New post: Regional wage deflators

Check whether inflation is overstated for low wage workers.

My suspicion is based on a few observations:

  1. Real wage estimates tend to deflate prices using the all metro area CPI

  2. The regional CPI shows higher rates of inflation in the northeast and west

  3. Low-wage workers tend to be in the south and midwest (places where the local minimum wage is more likely to be the federal minimum wage)

Therefore, measures of real wages at the bottom of the wage distribution may be artificially low.

To check this, calculate the real wage at the first decile using the CPI-U and again using the regional CPI-U.

Two possible graphs:

  1. Share of bottom 10% of wage earners living in the south or midwest.
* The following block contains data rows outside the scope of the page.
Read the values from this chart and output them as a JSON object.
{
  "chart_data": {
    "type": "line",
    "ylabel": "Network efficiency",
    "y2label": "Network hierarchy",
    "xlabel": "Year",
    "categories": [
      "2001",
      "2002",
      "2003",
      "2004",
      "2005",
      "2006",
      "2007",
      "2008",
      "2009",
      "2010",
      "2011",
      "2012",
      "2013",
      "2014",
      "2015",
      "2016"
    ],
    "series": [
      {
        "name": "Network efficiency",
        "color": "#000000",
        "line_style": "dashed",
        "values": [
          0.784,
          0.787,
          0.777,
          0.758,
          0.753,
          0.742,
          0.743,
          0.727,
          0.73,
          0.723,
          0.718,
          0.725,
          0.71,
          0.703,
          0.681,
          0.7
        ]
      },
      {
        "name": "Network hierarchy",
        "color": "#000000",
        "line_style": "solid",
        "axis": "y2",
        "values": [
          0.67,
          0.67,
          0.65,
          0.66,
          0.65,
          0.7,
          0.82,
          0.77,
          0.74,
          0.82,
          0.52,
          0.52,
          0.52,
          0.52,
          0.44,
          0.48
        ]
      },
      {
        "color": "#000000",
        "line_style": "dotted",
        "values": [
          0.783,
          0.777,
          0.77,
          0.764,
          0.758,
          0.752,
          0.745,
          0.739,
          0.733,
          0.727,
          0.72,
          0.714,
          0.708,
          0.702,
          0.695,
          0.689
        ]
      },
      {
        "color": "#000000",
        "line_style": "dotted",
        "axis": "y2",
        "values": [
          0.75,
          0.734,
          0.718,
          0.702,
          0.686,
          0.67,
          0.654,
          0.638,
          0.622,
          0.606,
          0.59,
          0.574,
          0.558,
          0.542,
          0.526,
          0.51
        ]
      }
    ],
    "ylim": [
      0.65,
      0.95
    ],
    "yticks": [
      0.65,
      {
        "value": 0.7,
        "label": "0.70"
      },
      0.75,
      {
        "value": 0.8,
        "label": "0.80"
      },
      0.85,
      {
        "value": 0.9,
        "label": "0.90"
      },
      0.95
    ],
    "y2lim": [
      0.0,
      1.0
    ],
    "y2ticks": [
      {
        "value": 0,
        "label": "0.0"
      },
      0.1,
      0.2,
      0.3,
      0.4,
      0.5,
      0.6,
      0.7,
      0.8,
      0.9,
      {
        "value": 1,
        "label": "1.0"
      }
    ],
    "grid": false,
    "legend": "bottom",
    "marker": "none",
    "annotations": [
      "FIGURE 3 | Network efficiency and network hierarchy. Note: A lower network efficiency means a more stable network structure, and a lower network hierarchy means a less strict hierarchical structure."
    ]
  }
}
  2. First decile real wage showing two lines, one with each deflator.

Then write up the results.

New post: TCJA investment

If I'm correct, it would only take two sets of charts to point out the flaw in this paper. First, the six charts except showing investment share of GDP, second the six charts except showing IMF forecasts for some employment measure, to show that the employment miscalculation, not the TCJA is why their US forecast was so wrong.

New post: comparing the US and Japan

Compare across several measures. Try to dig into hypothetical by decomposing GDP growth into total economy productivity, hours, population, epop for both countries. Also, standardize for population growth and compare GDP growth decomposed into total private and government consumption (ideally with health care and education set aside), net exports, investment (total, government and private).

New post: Long-term share of unemployment with MIS in [1,5]

There's some evidence that the CPS redesign in 1994 created problems for the unemployment duration variable. Usually, this is discussed from the perspective of short-term unemployment, but check whether it also affects the long-term share of unemployed.

Basically, the issue is that the CPS interviewer stopped asking unemployment duration for people unemployed the previous month (and just code it as the previous month value plus 4 weeks). This doesn't apply to MIS in [1, 5] so that should be a much better sample for measuring unemployment duration.

If I don't get anything, just ignore it. If there is some difference, even small, write it up.

New post: teacher second jobs

Are teachers more likely to work second jobs (using CPS matching--basically want to know about summer different jobs) over time and compared to others.

New post: Severance policy

Write up some comments on a nationwide severance policy as a way to protect workers from disruption. Look into other country experiences.

New post: Wage-productivity gap by industry - range bar chart

A clever test of whether an industry faces a labor shortage is checking if the industry wage growth outpaces industry productivity growth. This could be summarized well in a range bar chart that shows the gap between wages and productivity by industry (5 year high, five year low, average, latest).